Never Was a Cornflake Girl
- erinmorrismiller
- May 13
- 4 min read
Erin Morris Miller, PhD
(This blog was previously posted on the discontinued site thegiftedscholar.com)
When my family felt that my grandmother was near to death, we rotated keeping a 24/7 vigil beside her bed thus ensuring she would not die alone. I was there and my grandmother woke up briefly and said, “Is that Erin Marie over there cutting shines?” I replied that I was over 40 years old and no longer “cut shines.” The last thing she said in my presence was, “Erin Marie never listens to anyone.”
Oh, I listened…but did not necessarily obey. I was known for cutting shines. Other common remarks during my childhood include, “Erin marches to her own drummer” and “Erin is her own person” both said with a knowing eyebrow raise.

Flashback: My grandfather drove tractor-trailer trucks for a living. At his house was a deck built on a slab of concrete that had the date of a Teamsters strike etched on a corner. I had asked him about it when I was eight and he explained about workers strikes. Later that month he took all his grandchildren camping and declared that the child with the best behavior would get a prize at the end of the day. I was extra well behaved and worked hard not to fight with my brother or cousins. At the end of the day my older sister received the prize. She was dainty and preferred to sit and take care of my toddler cousin than get dirty exploring the national park. She was a helper. I argued that she was just acting in her nature, while I was having to work hard to be obedient. The ruling remained unchanged so…I went on strike. I wrote UNFAIR! on a piece of cardboard, attached it to a stick and picketed. The word spread quickly through Big Meadows Campground that a tiny girl was on strike. The park rangers came. Sides were taken. People took photos, grinning wildly while I scowled at the camera.

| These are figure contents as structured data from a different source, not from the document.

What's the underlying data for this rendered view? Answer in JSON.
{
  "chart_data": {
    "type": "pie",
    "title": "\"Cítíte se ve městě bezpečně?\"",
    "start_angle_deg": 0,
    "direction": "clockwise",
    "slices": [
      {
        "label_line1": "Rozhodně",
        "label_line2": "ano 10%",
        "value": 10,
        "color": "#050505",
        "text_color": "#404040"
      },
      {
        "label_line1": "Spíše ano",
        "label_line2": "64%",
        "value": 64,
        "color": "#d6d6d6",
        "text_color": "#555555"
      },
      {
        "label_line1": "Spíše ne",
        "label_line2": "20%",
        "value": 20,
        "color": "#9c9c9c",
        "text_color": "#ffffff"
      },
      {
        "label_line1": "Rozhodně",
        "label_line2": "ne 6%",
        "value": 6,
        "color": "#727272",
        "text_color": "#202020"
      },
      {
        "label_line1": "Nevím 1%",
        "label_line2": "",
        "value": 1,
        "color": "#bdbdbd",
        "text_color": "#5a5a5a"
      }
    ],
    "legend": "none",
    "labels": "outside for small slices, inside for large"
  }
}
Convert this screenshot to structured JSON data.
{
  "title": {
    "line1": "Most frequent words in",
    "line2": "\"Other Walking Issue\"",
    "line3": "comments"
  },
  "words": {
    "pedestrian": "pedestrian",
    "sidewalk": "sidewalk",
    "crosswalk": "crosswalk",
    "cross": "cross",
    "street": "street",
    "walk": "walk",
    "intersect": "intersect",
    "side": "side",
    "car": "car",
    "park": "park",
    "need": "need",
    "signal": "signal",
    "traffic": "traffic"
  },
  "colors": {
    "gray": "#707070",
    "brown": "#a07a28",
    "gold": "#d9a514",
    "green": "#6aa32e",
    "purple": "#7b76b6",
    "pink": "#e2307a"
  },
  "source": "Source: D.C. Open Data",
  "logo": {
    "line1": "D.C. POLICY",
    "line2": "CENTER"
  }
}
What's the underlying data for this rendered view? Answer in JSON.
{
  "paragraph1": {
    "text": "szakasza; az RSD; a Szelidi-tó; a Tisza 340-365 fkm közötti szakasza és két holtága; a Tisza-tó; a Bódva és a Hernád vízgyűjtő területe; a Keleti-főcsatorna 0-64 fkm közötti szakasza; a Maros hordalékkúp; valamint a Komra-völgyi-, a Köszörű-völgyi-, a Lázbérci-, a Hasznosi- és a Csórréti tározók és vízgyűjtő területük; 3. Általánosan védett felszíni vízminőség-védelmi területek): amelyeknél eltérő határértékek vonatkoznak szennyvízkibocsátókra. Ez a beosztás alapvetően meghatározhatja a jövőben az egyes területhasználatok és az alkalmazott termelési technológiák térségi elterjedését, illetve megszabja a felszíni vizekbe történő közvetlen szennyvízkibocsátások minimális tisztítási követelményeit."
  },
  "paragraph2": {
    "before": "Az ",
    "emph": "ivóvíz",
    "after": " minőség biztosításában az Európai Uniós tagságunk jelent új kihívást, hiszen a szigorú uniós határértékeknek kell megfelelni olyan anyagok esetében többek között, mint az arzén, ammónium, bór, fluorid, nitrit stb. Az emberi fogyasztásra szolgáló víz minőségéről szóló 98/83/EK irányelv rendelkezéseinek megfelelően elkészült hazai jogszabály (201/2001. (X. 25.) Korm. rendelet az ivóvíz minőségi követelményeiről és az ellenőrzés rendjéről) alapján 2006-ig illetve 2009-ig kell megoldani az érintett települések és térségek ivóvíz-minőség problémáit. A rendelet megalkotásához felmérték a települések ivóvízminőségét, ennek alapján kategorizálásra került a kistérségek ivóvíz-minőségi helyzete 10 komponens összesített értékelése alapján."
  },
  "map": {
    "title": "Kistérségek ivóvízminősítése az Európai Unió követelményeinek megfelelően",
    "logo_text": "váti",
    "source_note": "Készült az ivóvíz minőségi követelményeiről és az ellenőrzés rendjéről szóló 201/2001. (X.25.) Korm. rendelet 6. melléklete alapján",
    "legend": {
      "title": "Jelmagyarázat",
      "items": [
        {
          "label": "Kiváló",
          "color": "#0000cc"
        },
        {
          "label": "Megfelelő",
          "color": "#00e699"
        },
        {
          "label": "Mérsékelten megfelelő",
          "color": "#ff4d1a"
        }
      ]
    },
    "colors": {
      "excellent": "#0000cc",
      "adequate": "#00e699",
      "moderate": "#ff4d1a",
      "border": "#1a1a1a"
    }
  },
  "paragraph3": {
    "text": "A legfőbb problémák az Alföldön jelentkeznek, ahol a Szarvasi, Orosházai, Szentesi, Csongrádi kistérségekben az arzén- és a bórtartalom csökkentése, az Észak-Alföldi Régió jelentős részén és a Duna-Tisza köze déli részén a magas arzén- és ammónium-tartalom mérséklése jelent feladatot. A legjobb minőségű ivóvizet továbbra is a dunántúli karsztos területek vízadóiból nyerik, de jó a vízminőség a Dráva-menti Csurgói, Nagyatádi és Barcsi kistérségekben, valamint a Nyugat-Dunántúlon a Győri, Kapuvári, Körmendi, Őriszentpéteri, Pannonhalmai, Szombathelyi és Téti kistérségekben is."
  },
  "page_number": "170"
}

Recently a colleague in the field of gifted education posed this question regarding what he felt was an unnecessary pathologicalization of behavior, “What happened to just being weird?” I didn’t respond, but I do know one thing:
I was a weird kid. Fast talking. Emotional. Iron-willed. I burned through books. I got overheated easily. I could only wear clothes made of natural fibers. Sometimes I would get lost in thought and stare off into the distance, my body paused in mid action. Sometimes I would wander off. Once my parents lost me in a museum and then saw I was inside the exhibit talking to the curator.
I knew I was a bit different. But I never felt alone. Why? Because I wasn’t. You know who else never listened? My great aunt Maggie. Who else marched to her own drummer? My great-grandmother Clarice. Was strong-willed? My great-grandmother Annie. Fast-talking? My aunt Judy. Emotional? My aunt Carol. Overheated easily? My grandmother Carrie. Spent most of her time reading? My grandmother Doris. Feeling hot and fratchety*? Feel free to retreat outside or to the “cold room” as every house seemed to have a room that was not often used and thus not heated.

What really got me thinking about this was both a post by Scott Barry Kaufman in which he highlighted marginalization among 2E individuals and a recent Twitter gtchat discussing bullying.
I would not claim the label of 2E for myself despite struggling with anxiety and depression during my adolescence and young adulthood. One of the main purposes of labels is to trigger services of some kind. Beyond services for gifted students, I didn’t need anything else. I experienced bullying, certainly, but never marginalization. One of the reasons for this is that regardless of the circumstances, I knew that my family had my back. A lot of family had my back…
Flashback: At my daughter’s first post-natal appointment I expressed concern that she was not latching well for nursing. The pediatrician told me that lots of women have difficulty nursing and I should switch to formula. I didn’t listen (of course) and took her to an infant ear-nose-throat specialist at the nearby University of Virginia hospital. She had severely swollen and blocked nasal passages. A regimen was created, and her nursing problems were resolved. I was happy but also angry at the pediatrician. I told the story to my mother. She shared it with my grandmother. Who shared it with my aunts and great aunts. Who shared it with my cousins. A few days later the owner of the pediatric practice called me to apologize and said he couldn’t walk freely in Harrisonburg without someone chastising him.
My daughter experienced some difficulties with other students at school and I asked her if she wanted me to “release the hounds.” She replied that she would handle it. She is confident and outspoken, because she can be. Myriad people, some of which she does not even know, have had her back from the moment she was born. We have talked together about the gift that is the knowledge that you are backed by a clan. It gives you confidence. It also allows you the freedom to risk being as weird as you would like. Perhaps the increased desire to seek the labels is partially motivated by a desire to find that clan.